Testifying Tuesday afternoon, Las Vegas police crime scene analyst Monty Spoor said there was no blood detected in Ron Rudin's black Cadillac, which was found parked and locked behind a strip club four days after the businessman disappeared. Fingerprints were lifted from the interior of the dirty vehicle, but they were not compared to any known prints, Spoor said.

No firearms were found, but police recovered three sets of keys, a pair of sunglasses and a man's jacket, long-sleeved shirt and slacks, Spoor said.

Also called to the stand in the afternoon was Maria Flores, who cleaned the Rudin's two-bedroom home every other Tuesday from August 1992 to January 1995.

Aided by a Spanish interpreter, Flores said that she regularly washed bloody handkerchiefs that she found in the master bathroom of the house. The blood on the handkerchiefs seemed to indicate that someone suffered from nosebleeds, Flores said during questioning by Guymon, the prosecutor.

Flores also testified that the Rudin's beige master bedroom rug was replaced by a blue one at some time between Ron Rudin's disappearance and the discovery of his body.

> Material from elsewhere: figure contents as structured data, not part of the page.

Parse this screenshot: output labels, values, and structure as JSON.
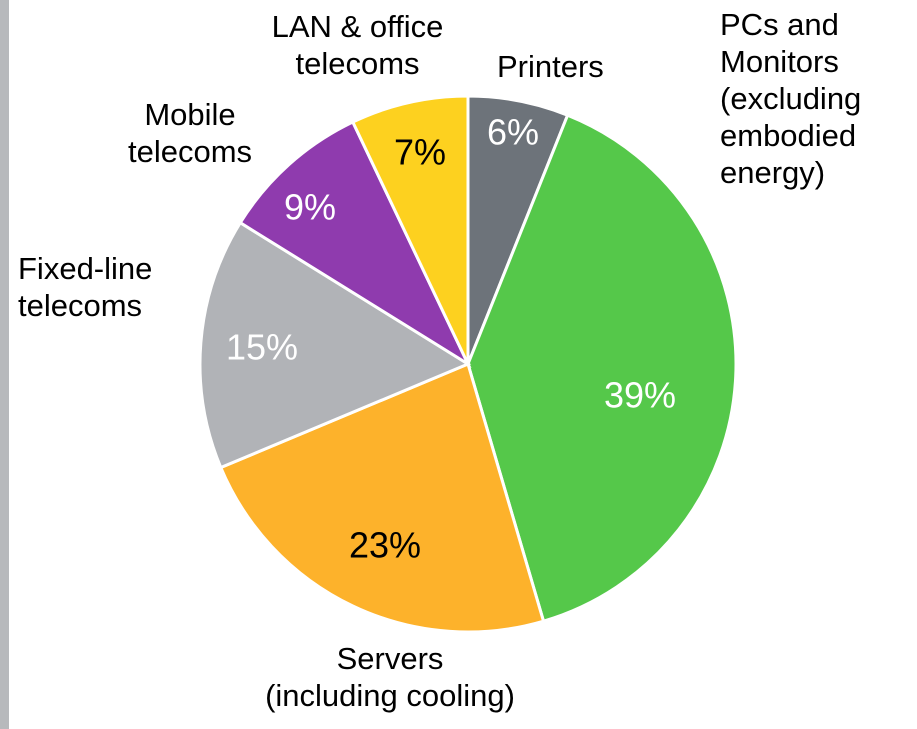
{
  "chart_data": {
    "type": "pie",
    "categories": [
      "Printers",
      "PCs and\nMonitors\n(excluding\nembodied\nenergy)",
      "Servers\n(including cooling)",
      "Fixed-line\ntelecoms",
      "Mobile\ntelecoms",
      "LAN & office\ntelecoms"
    ],
    "values": [
      6,
      39,
      23,
      15,
      9,
      7
    ],
    "value_labels": [
      "6%",
      "39%",
      "23%",
      "15%",
      "9%",
      "7%"
    ],
    "colors": [
      "#6d737a",
      "#55c84a",
      "#fdb22b",
      "#b1b3b7",
      "#8f3bae",
      "#fdd11f"
    ]
  }
}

An upcoming witness, Augustine Lovato, is expected to testify that he removed beige carpet with a dark stain and foul odor at Margaret Rudin's direction.

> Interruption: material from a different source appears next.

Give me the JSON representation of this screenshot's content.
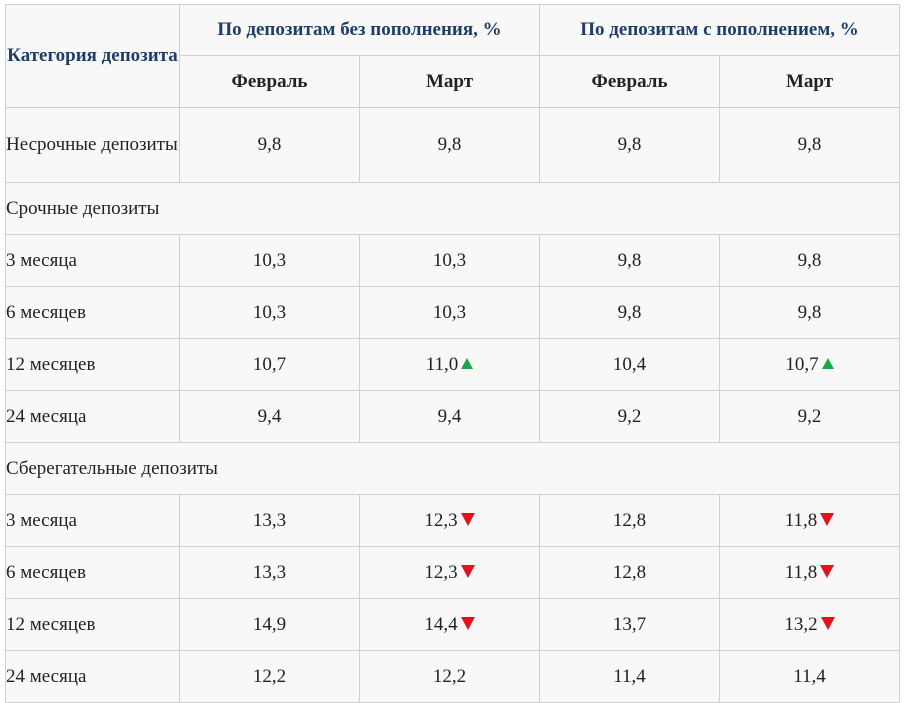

Prosecutors will argue that the stain was Ron Rudin's blood and that Margaret Rudin redecorated the master bedroom in an attempt to cover up the killing. Flores and two Las Vegas police detectives, however, testified today that they were in the house within days of the victim's disappearance and did not notice any major stains or smell any foul odor.

Guymon encountered a bit of difficulty with Flores, his witness, when she made statements about occasionally having to clean blood on master bedroom sheets. No such testimony was offered during the 1997 grand jury proceeding that led to Rudin's indictment.

Guymon asked Flores if she liked Margaret Rudin so much that she would not want to see her get into any trouble.

"I think she was a good wife. It's sad to see her in the situation she is in," Flores responded.